鈴木監督 この映画は、ストーリーが説明できないことになってます(場内笑)。ただ一つ、小田さんが書いてくれた『ジョギング渡り鳥』の歌、あの曲がストーリーだと僕は思っています。最初に聴かせてくれた中には、“演歌バージョン”があったり、笠木シヅ子ばりのブギウギがあったり(笑)、朗らかな曲があったり、4パターンありましたよね。
_1110737小田 とにかく全員でやるってことで、普通は俳優は行かないロケーション・ハンティングにも皆で行きました。どこかの土手に居た時に、卓爾さんが「小田さんさぁ、“嗚呼、ジョギング渡り鳥~”みたいな曲作って」みたいなことを言い出して(場内笑)……最初冗談だと思ったんですけど、「あの目の奥の光は本気だな」と思って、4曲作って持っていったんです。その時点でこの映画がどうなるかっていうのは僕も分かってなかったので、最初に作った1コーラス目の歌詞は、ジョギングの仕方しか言ってないんですよね(笑)。
鈴木監督 でも、アニメーションの主題歌なんかも、身長なんメートルとかが歌詞じゃないですか。あとは、「正義で働いてます」とか(笑)。だから、これでいえば“ジョギングの走り方”が詞になっていくのは正解じゃないですか(場内笑)?歌があるだけで主題歌が“旗”になるので……『七人の侍』(監督:黒澤明/1954年/207分)の“○○○○○○△た”みたいなものが携帯できる“旗”としてあったことは大きかったですね。へこたれずに、やれました。
小田 僕なんかが作った歌を、撮影現場でも何となく皆憶えててくれて、口ずさんだりしてくれるのは、非常に嬉しいことでしたね。

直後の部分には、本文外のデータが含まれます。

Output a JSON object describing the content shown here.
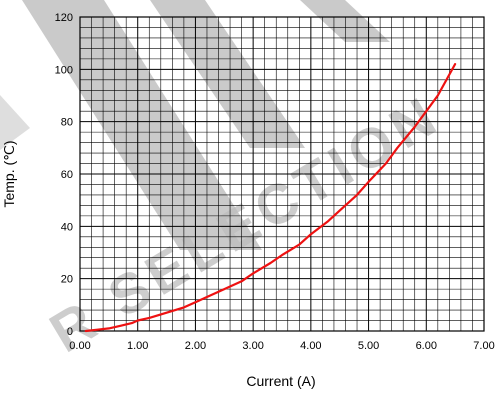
{
  "chart_data": {
    "type": "line",
    "xlabel": "Current (A)",
    "ylabel": "Temp. (℃)",
    "xlim": [
      0,
      7
    ],
    "ylim": [
      0,
      120
    ],
    "grid": true,
    "x_tick_step": 1,
    "y_tick_step": 20,
    "x_minor_per_major": 5,
    "y_minor_per_major": 5,
    "x_tick_labels": [
      "0.00",
      "1.00",
      "2.00",
      "3.00",
      "4.00",
      "5.00",
      "6.00",
      "7.00"
    ],
    "y_tick_labels": [
      "0",
      "20",
      "40",
      "60",
      "80",
      "100",
      "120"
    ],
    "series": [
      {
        "color": "#ee1111",
        "x": [
          0.1,
          0.3,
          0.5,
          0.7,
          0.9,
          1.0,
          1.2,
          1.5,
          1.8,
          2.0,
          2.3,
          2.5,
          2.8,
          3.0,
          3.3,
          3.5,
          3.8,
          4.0,
          4.3,
          4.5,
          4.8,
          5.0,
          5.3,
          5.5,
          5.8,
          6.0,
          6.2,
          6.5
        ],
        "y": [
          0,
          0.5,
          1,
          2,
          3,
          4,
          5,
          7,
          9,
          11,
          14,
          16,
          19,
          22,
          26,
          29,
          33,
          37,
          42,
          46,
          52,
          57,
          64,
          70,
          78,
          84,
          90,
          102
        ]
      }
    ]
  },
  "watermark": {
    "text": "R SELECTION",
    "color": "#bdbdbd"
  }
}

鈴木監督 『ジョギング渡り鳥』は、一様に同じ言葉を発する映画ではないと思ってます。お客様の中で完成するものってあると思うんですよね。この映画は、新しいお客様への投げ掛けをしたいと思って作った映画なんです。例えば明日起きた時、お客様の頭の中で言葉になる、映画の結晶として言葉になる……どんな言葉なのか、呟いてくれると嬉しいです。

_1110747舞台挨拶後のサイン会では観客から百人百様の“映画の結晶”が届けられ、雨上がりの今池の夜は晴れやかに更けていった。

名古屋シネマテークに寄贈するサインを丁寧に書き(描き)あげた鈴木卓爾監督は、壁に貼られた色紙にもう一行付け加えた。

“私たちは、Migrant Birds Association.です。”

今後、更に西を目指す“渡り鳥”が近くの劇場に降り立ったならば、あなたも是非“映画の結晶”を繋いでほしい。